ソルダーレジスト: 基板表面を覆う絶縁膜で、緑色をしていることが多い部分です。銅箔の酸化やショートを防ぐほか、部品を実装(はんだ付け)する際に、不要な部分にはんだが付着するのを防ぐ重要な役割を持ちます。

シルク印刷(シルクスクリーン): 白などのインクで、基板上に部品番号(R1、C1など)、極性の向き、メーカーロゴなどの文字情報を印字したものです。組み立てやメンテナンス時の目印になります。

ビア(Via / 穴): 多層基板において、異なる層の配線同士を電気的に接続するための内壁がメッキされた極小の穴です。基板を貫通する穴だけでなく、特定の層間だけを繋ぐ「ブラインドビア」や「ベリードビア」などもあります。
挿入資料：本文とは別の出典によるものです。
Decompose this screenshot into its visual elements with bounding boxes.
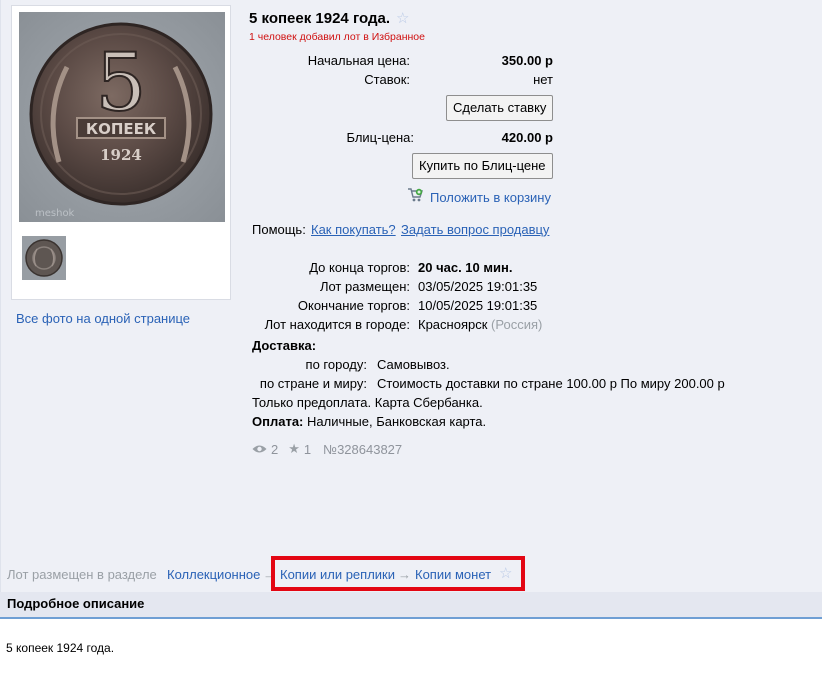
breadcrumb-item-collectible[interactable]: Коллекционное [167, 567, 260, 582]
how-to-buy-link[interactable]: Как покупать? [311, 222, 396, 237]
delivery-city-label: по городу: [305, 357, 367, 372]
payment-label: Оплата: [252, 414, 304, 429]
prepay-note: Только предоплата. Карта Сбербанка. [252, 395, 483, 410]
ask-seller-link[interactable]: Задать вопрос продавцу [401, 222, 549, 237]
payment-row: Оплата: Наличные, Банковская карта. [252, 414, 486, 429]
favorite-star-icon[interactable]: ☆ [396, 9, 409, 27]
time-left-label: До конца торгов: [309, 260, 410, 275]
end-date-label: Окончание торгов: [297, 298, 410, 313]
watermark: meshok [35, 208, 75, 219]
lot-title-row: 5 копеек 1924 года. ☆ [249, 9, 409, 28]
coin-denomination: 5 [96, 36, 147, 129]
time-left-value: 20 час. 10 мин. [418, 260, 513, 275]
country-value: (Россия) [491, 317, 543, 332]
views-count: 2 [271, 441, 279, 457]
photo-thumbnail[interactable] [22, 236, 66, 280]
payment-value: Наличные, Банковская карта. [307, 414, 487, 429]
star-count-icon: ★ [288, 441, 300, 456]
bids-value: нет [533, 72, 553, 87]
cart-icon[interactable] [407, 187, 423, 203]
delivery-country-value: Стоимость доставки по стране 100.00 р По… [377, 376, 725, 391]
buy-now-button[interactable]: Купить по Блиц-цене [412, 153, 553, 179]
placed-label: Лот размещен: [319, 279, 410, 294]
coin-image: 5 КОПЕЕК 1924 meshok [19, 12, 225, 222]
description-text: 5 копеек 1924 года. [6, 641, 115, 655]
delivery-city-value: Самовывоз. [377, 357, 450, 372]
add-to-cart-link[interactable]: Положить в корзину [430, 190, 551, 205]
description-title: Подробное описание [7, 596, 145, 611]
end-date-value: 10/05/2025 19:01:35 [418, 298, 538, 313]
coin-year: 1924 [100, 146, 142, 164]
bids-label: Ставок: [364, 72, 410, 87]
all-photos-link[interactable]: Все фото на одной странице [16, 311, 190, 326]
city-label: Лот находится в городе: [264, 317, 410, 332]
description-header: Подробное описание [0, 592, 822, 619]
place-bid-button[interactable]: Сделать ставку [446, 95, 554, 121]
help-label: Помощь: [252, 222, 306, 237]
photo-card: 5 КОПЕЕК 1924 meshok [11, 5, 231, 300]
start-price-label: Начальная цена: [307, 53, 410, 68]
city-value: Красноярск [418, 317, 488, 332]
delivery-heading: Доставка: [252, 338, 317, 353]
lot-stats: 2 ★ 1 №328643827 [252, 441, 402, 457]
blitz-price-value: 420.00 р [501, 130, 553, 145]
coin-word: КОПЕЕК [86, 120, 157, 138]
highlight-box [271, 556, 525, 591]
lot-number: №328643827 [323, 441, 403, 457]
thumbnail-coin-image [22, 236, 66, 280]
stars-count: 1 [303, 441, 312, 457]
start-price-value: 350.00 р [501, 53, 553, 68]
main-photo[interactable]: 5 КОПЕЕК 1924 meshok [19, 12, 225, 222]
favorites-note: 1 человек добавил лот в Избранное [249, 31, 425, 43]
eye-icon [252, 442, 267, 457]
city-info: Красноярск (Россия) [418, 317, 542, 332]
delivery-country-label: по стране и миру: [259, 376, 367, 391]
page-title: 5 копеек 1924 года. [249, 9, 390, 27]
breadcrumb-prefix: Лот размещен в разделе [7, 567, 157, 582]
placed-value: 03/05/2025 19:01:35 [418, 279, 538, 294]
blitz-price-label: Блиц-цена: [346, 130, 414, 145]
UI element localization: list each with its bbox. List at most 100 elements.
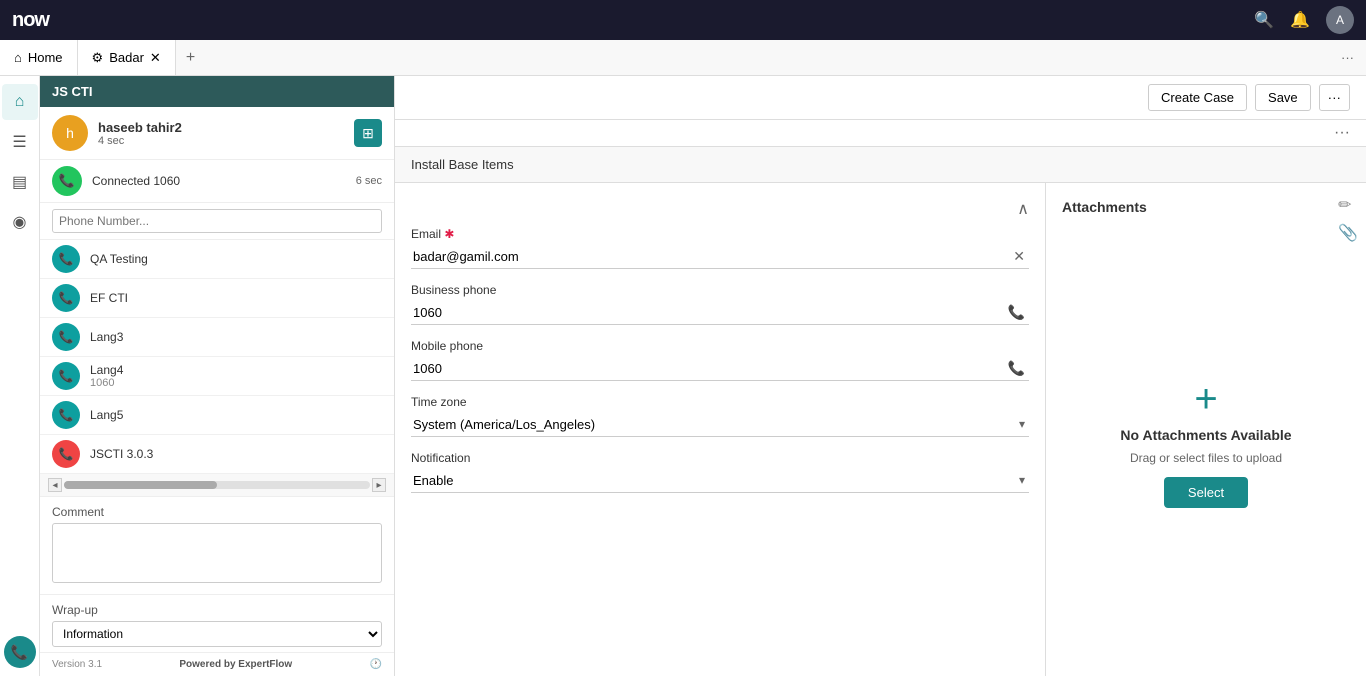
pencil-icon[interactable]: ✏ (1338, 195, 1358, 215)
queue-item-lang5[interactable]: 📞 Lang5 (40, 396, 394, 435)
queue-label: JSCTI 3.0.3 (90, 447, 153, 461)
queue-icon: 📞 (52, 284, 80, 312)
content-header: Create Case Save ··· (395, 76, 1366, 120)
timezone-group: Time zone System (America/Los_Angeles) (411, 395, 1029, 437)
queue-label: QA Testing (90, 252, 148, 266)
email-clear-icon[interactable]: ✕ (1009, 248, 1029, 265)
form-row-timezone: Time zone System (America/Los_Angeles) (411, 395, 1029, 437)
sidebar-item-home[interactable]: ⌂ (2, 84, 38, 120)
home-tab-label: Home (28, 50, 63, 65)
tab-more-button[interactable]: ··· (1329, 40, 1366, 75)
tab-home[interactable]: ⌂ Home (0, 40, 78, 75)
business-phone-group: Business phone 📞 (411, 283, 1029, 325)
queue-item-ef-cti[interactable]: 📞 EF CTI (40, 279, 394, 318)
queue-icon: 📞 (52, 323, 80, 351)
connected-line: 📞 Connected 1060 6 sec (40, 160, 394, 203)
queue-label: Lang3 (90, 330, 123, 344)
queue-item-jscti[interactable]: 📞 JSCTI 3.0.3 (40, 435, 394, 474)
content-body: ∧ Email ✱ ✕ (395, 183, 1366, 676)
sidebar-item-menu[interactable]: ☰ (2, 124, 38, 160)
search-icon[interactable]: 🔍 (1254, 10, 1274, 30)
queue-item-lang4[interactable]: 📞 Lang4 1060 (40, 357, 394, 396)
badar-tab-settings-icon: ⚙ (92, 50, 104, 66)
form-row-email: Email ✱ ✕ (411, 227, 1029, 269)
attach-body: + No Attachments Available Drag or selec… (1062, 227, 1350, 660)
user-avatar[interactable]: A (1326, 6, 1354, 34)
cti-footer: Version 3.1 Powered by ExpertFlow 🕐 (40, 652, 394, 676)
sidebar-bottom: 📞 (4, 636, 36, 668)
drag-drop-text: Drag or select files to upload (1130, 451, 1282, 465)
form-collapse-icon[interactable]: ∧ (1017, 199, 1029, 219)
plus-icon: + (1194, 379, 1217, 419)
caller-time: 4 sec (98, 135, 344, 147)
mobile-phone-group: Mobile phone 📞 (411, 339, 1029, 381)
email-label: Email ✱ (411, 227, 1029, 241)
phone-input-row (40, 203, 394, 240)
phone-number-input[interactable] (52, 209, 382, 233)
tab-add-button[interactable]: + (176, 40, 205, 75)
top-bar: now 🔍 🔔 A (0, 0, 1366, 40)
queue-label: Lang5 (90, 408, 123, 422)
timezone-label: Time zone (411, 395, 1029, 409)
paperclip-icon[interactable]: 📎 (1338, 223, 1358, 243)
cti-title: JS CTI (52, 84, 92, 99)
queue-item-lang3[interactable]: 📞 Lang3 (40, 318, 394, 357)
timezone-select[interactable]: System (America/Los_Angeles) (411, 413, 1029, 437)
home-tab-icon: ⌂ (14, 50, 22, 65)
mobile-phone-label: Mobile phone (411, 339, 1029, 353)
queue-item-qa-testing[interactable]: 📞 QA Testing (40, 240, 394, 279)
form-row-business-phone: Business phone 📞 (411, 283, 1029, 325)
comment-label: Comment (52, 505, 382, 519)
content-more-icon[interactable]: ··· (1334, 124, 1350, 142)
connected-time: 6 sec (356, 175, 382, 187)
scroll-left-button[interactable]: ◂ (48, 478, 62, 492)
queue-icon-red: 📞 (52, 440, 80, 468)
form-row-notification: Notification Enable (411, 451, 1029, 493)
more-options-button[interactable]: ··· (1319, 84, 1350, 111)
comment-section: Comment (40, 497, 394, 595)
wrapup-label: Wrap-up (52, 603, 382, 617)
sidebar-item-list[interactable]: ▤ (2, 164, 38, 200)
notification-label: Notification (411, 451, 1029, 465)
form-row-mobile-phone: Mobile phone 📞 (411, 339, 1029, 381)
email-input[interactable] (411, 245, 1009, 268)
phone-fab-button[interactable]: 📞 (4, 636, 36, 668)
create-case-button[interactable]: Create Case (1148, 84, 1247, 111)
grid-icon[interactable]: ⊞ (354, 119, 382, 147)
queue-label: EF CTI (90, 291, 128, 305)
queue-sub: 1060 (90, 377, 123, 389)
call-connected-icon[interactable]: 📞 (52, 166, 82, 196)
cti-body: h haseeb tahir2 4 sec ⊞ 📞 Connected 1060… (40, 107, 394, 652)
sidebar-item-chart[interactable]: ◉ (2, 204, 38, 240)
comment-textarea[interactable] (52, 523, 382, 583)
tab-badar[interactable]: ⚙ Badar ✕ (78, 40, 176, 75)
caller-info: haseeb tahir2 4 sec (98, 120, 344, 147)
mobile-phone-input-wrapper: 📞 (411, 357, 1029, 381)
caller-name: haseeb tahir2 (98, 120, 344, 135)
scroll-thumb[interactable] (64, 481, 217, 489)
email-input-wrapper: ✕ (411, 245, 1029, 269)
queue-icon: 📞 (52, 245, 80, 273)
notification-select-wrapper: Enable (411, 469, 1029, 493)
save-button[interactable]: Save (1255, 84, 1311, 111)
wrapup-select[interactable]: Information (52, 621, 382, 647)
select-files-button[interactable]: Select (1164, 477, 1248, 508)
scroll-track (64, 481, 370, 489)
badar-tab-close-icon[interactable]: ✕ (150, 50, 161, 66)
mobile-phone-input[interactable] (411, 357, 1004, 380)
content-sub-header: ··· (395, 120, 1366, 147)
scroll-right-button[interactable]: ▸ (372, 478, 386, 492)
notification-select[interactable]: Enable (411, 469, 1029, 493)
active-caller-item[interactable]: h haseeb tahir2 4 sec ⊞ (40, 107, 394, 160)
business-phone-input[interactable] (411, 301, 1004, 324)
notification-group: Notification Enable (411, 451, 1029, 493)
expertflow-logo: Powered by ExpertFlow (179, 659, 292, 670)
main-content: JS CTI h haseeb tahir2 4 sec ⊞ 📞 Connect… (40, 76, 1366, 676)
timezone-select-wrapper: System (America/Los_Angeles) (411, 413, 1029, 437)
caller-avatar: h (52, 115, 88, 151)
tab-bar: ⌂ Home ⚙ Badar ✕ + ··· (0, 40, 1366, 76)
queue-item-info: Lang4 1060 (90, 363, 123, 389)
version-text: Version 3.1 (52, 659, 102, 670)
phone-icon-business: 📞 (1004, 304, 1029, 321)
bell-icon[interactable]: 🔔 (1290, 10, 1310, 30)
PCBは、片面のみに配線する単層基板から、スマートフォンやPCで使われる十数層以上に及ぶ高密度な多層基板まで存在し、層を重ねることで限られた面積でも極めて複雑な回路設計が可能になります。

製造方法
PCBの主流な製造方法は、「銅張積層板(CCL:Copper Clad Laminate)」と呼ばれる、絶縁材の両面または片面に銅箔を貼り合わせた板をベースにします。そこに感光性のレジスト(保護膜)を塗り、回路パターンを露光・現像した後、不要な銅を化学薬品で溶かして(エッチング)除去し、必要な配線パターンのみを残す「サブトラクティブ法(引き算法)」で作られます。
これは版画や彫刻のように必要な部分だけを残すプロセスであり、手作業での配線工程を排除することで、量産性と品質のばらつきを抑える再現性を実現した画期的な発明です。近年では、より微細な回路を作るために、メッキで回路を成長させていく「アディティブ法(足し算法)」も用いられています。

用途
PCBは、パソコンやスマートフォン、ウェアラブル端末といった身近な小型電子機器から、家電製品、自動車(ECUやカーナビ)、航空宇宙機器、さらには高度な医療機器や産業用ロボットまで、電気が流れるほぼすべての製品に搭載されています。
基板上での配線により、電子部品の配置が三次元的に最適化され、機械(マウンター)による部品の自動実装が容易になりました。近年では、5Gなどの高速通信向けの「高周波基板」や、EV(電気自動車)向けの「大電流・高放熱基板」など、用途に合わせた特殊なPCBの開発も進んでいます。

歴史的背景
プリント基板の概念は、1903年にドイツの発明家Albert Hansonが取得した、絶縁体の上に金属箔の導体を貼り付ける特許に遡ります。その後、金属箔の不要部分をエッチングで除去する技術の発展を経て、1936年にオーストリアの技術者Paul Eislerがラジオ用に実用的なプリント配線の製造手法を考案しました(同年に日本でも特許が成立しています)。
この技術は、第二次世界大戦中に近接信管(砲弾の起爆装置)の小型化・量産化に採用されたことで飛躍的に発展し、戦後、民生用のラジオやテレビへと一気に普及していきました。

現在においても、プリント基板は「電子機器の心臓部」として進化を続けており、エレクトロニクス製品のさらなる小型化・高性能化・低コスト化を根本から支える不可欠な部品です。